Но реальный мир не склонен втискиваться в формы, которые навязывает ему поэзия. Поэта преследуют грубые и сильные чудовища. Кокто был для них особенно лакомой дичью. Он обостренно чувствовал одиночество, в которое погружен человек, невозможность соединиться с теми, кого любишь, словом, трудность бытия. Нам, восторженно любующимся вспышками его остроумия, невозможно себе представить, что на площадку, с которой запускали фейерверк, опустится ночь и от всего этого волшебства останутся лишь обугленные трубочки. Жизнь поэта выглядит танцем, но, подобно акробату, он танцует над пропастью: если оступится, разобьется насмерть. Воспользовавшись милой нашим романтикам мыслью о том, что поэт пишет собственной кровью, Кокто снял незабываемый фильм.
Чернила, которыми пишу, из лебединой крови,
Он умер, чтобы быть в строке живым.
Очень рано красная нить вывела его к лику смерти. Она представлялась Кокто очень красивой молодой женщиной в белом медицинском халате и резиновых перчатках; речь у нее быстрая, голос резкий и равнодушный. За ее лимузином следуют мотоциклисты в черном, ее подручные.
Смерть не действует сама,
У нее есть дуэлянты,
Палачи, убийцы,
Они приносят то, что любит она.
Ее стерильная и сухая деловитость пугает больше, чем танец скелетов. Эта зловещая распорядительница очень рано пришла за теми, кого он любил, и потому у Кокто неизменно наслаиваются одна на другую мелодии любви и смерти. Ему было всего тридцать лет, когда он написал:
Я вижу смерть, она уж рядом,
Увы, я на середине жизненного пути;
Молодость покидает меня, я получил ее удар.
Она снимает, смеясь, мой венок из роз;
Мы узор ковра,
Который ткет смерть с изнанки.
Он не знал надежного способа отгородиться от смерти и бед.

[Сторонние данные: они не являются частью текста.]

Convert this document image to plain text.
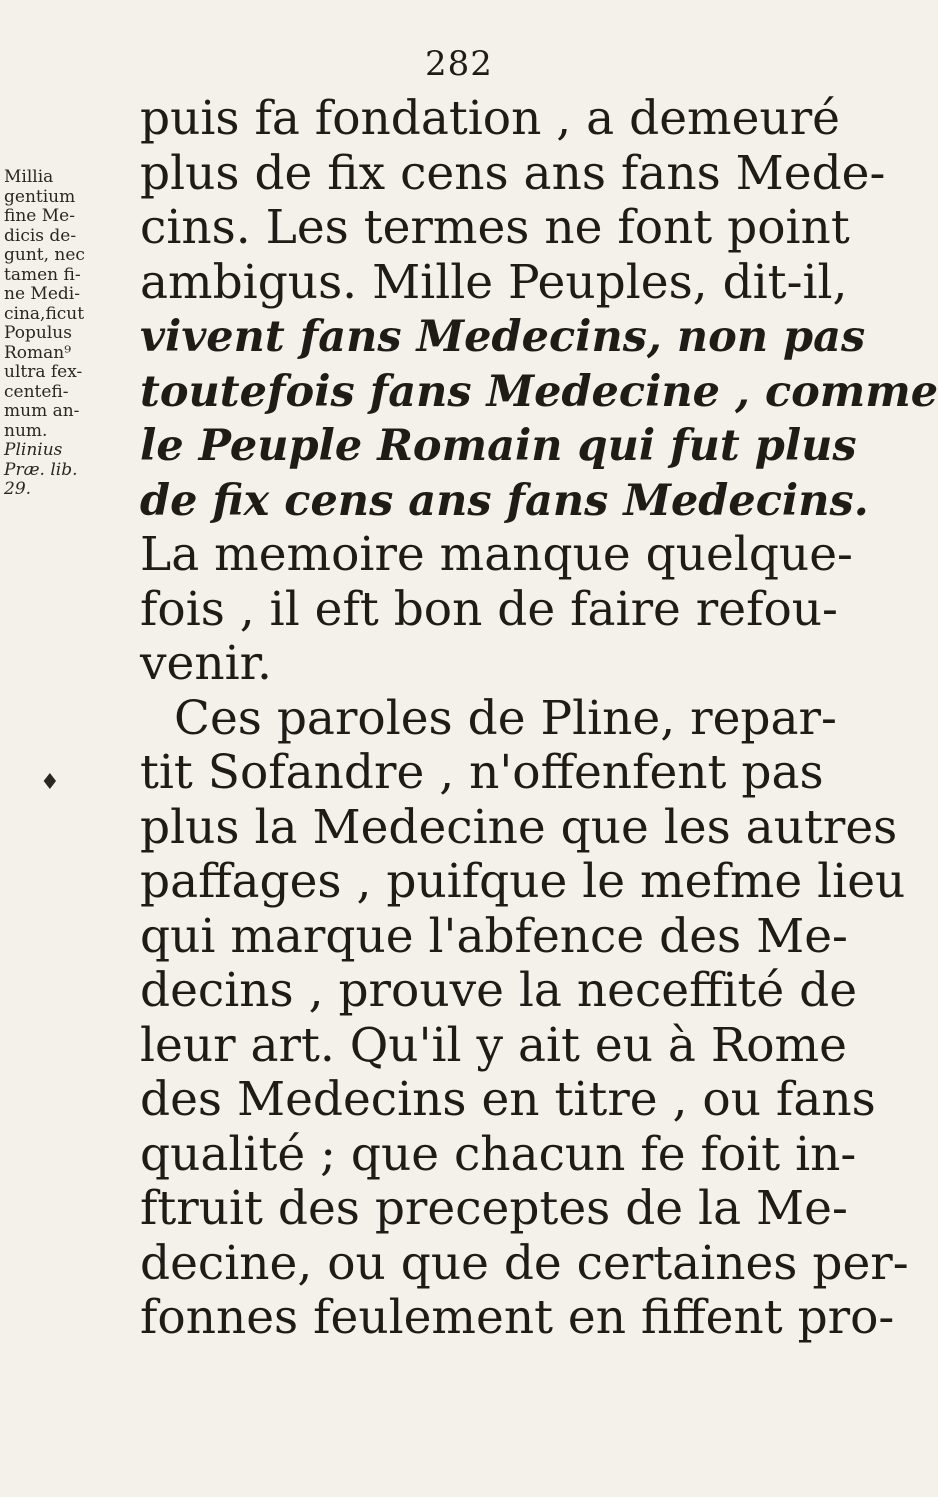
282
Millia
gentium
fine Me-
dicis de-
gunt, nec
tamen fi-
ne Medi-
cina,ficut
Populus
Roman⁹
ultra fex-
centefi-
mum an-
num.
Plinius
Præ. lib.
29.
♦
puis fa fondation , a demeuré
plus de fix cens ans fans Mede-
cins. Les termes ne font point
ambigus. Mille Peuples, dit-il,
vivent fans Medecins, non pas
toutefois fans Medecine , comme
le Peuple Romain qui fut plus
de fix cens ans fans Medecins.
La memoire manque quelque-
fois , il eft bon de faire refou-
venir.
Ces paroles de Pline, repar-
tit Sofandre , n'offenfent pas
plus la Medecine que les autres
paffages , puifque le mefme lieu
qui marque l'abfence des Me-
decins , prouve la neceffité de
leur art. Qu'il y ait eu à Rome
des Medecins en titre , ou fans
qualité ; que chacun fe foit in-
ftruit des preceptes de la Me-
decine, ou que de certaines per-
fonnes feulement en fiffent pro-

Он не только был фаталистом, но и верил в заговор сил, враждебных человеку. Трагедию Эдипа он принимал близко к сердцу, как и трагедию Орфея. С чрезвычайной серьезностью и суровостью он обращается к нам в начале «Адской машины»: «Взгляни, зритель, перед тобой одна из самых совершенных машин, построенных ужасными божествами для математически рассчитанного истребления смертных; ее взведенная до отказа пружина медленно раскручивается в течение всей человеческой жизни». Даже на закате своей блистательной жизни, несмотря на все обрушившиеся на него почести, несмотря на любовь и дружбу, которыми его окружали, он так и не смог избавиться от наваждения адской машины. И ведь это правда, что она подстерегает нас и поочередно уничтожит всех до одного. Правда также, что Кокто был более уязвим, чем другие, потому что был более восприимчив.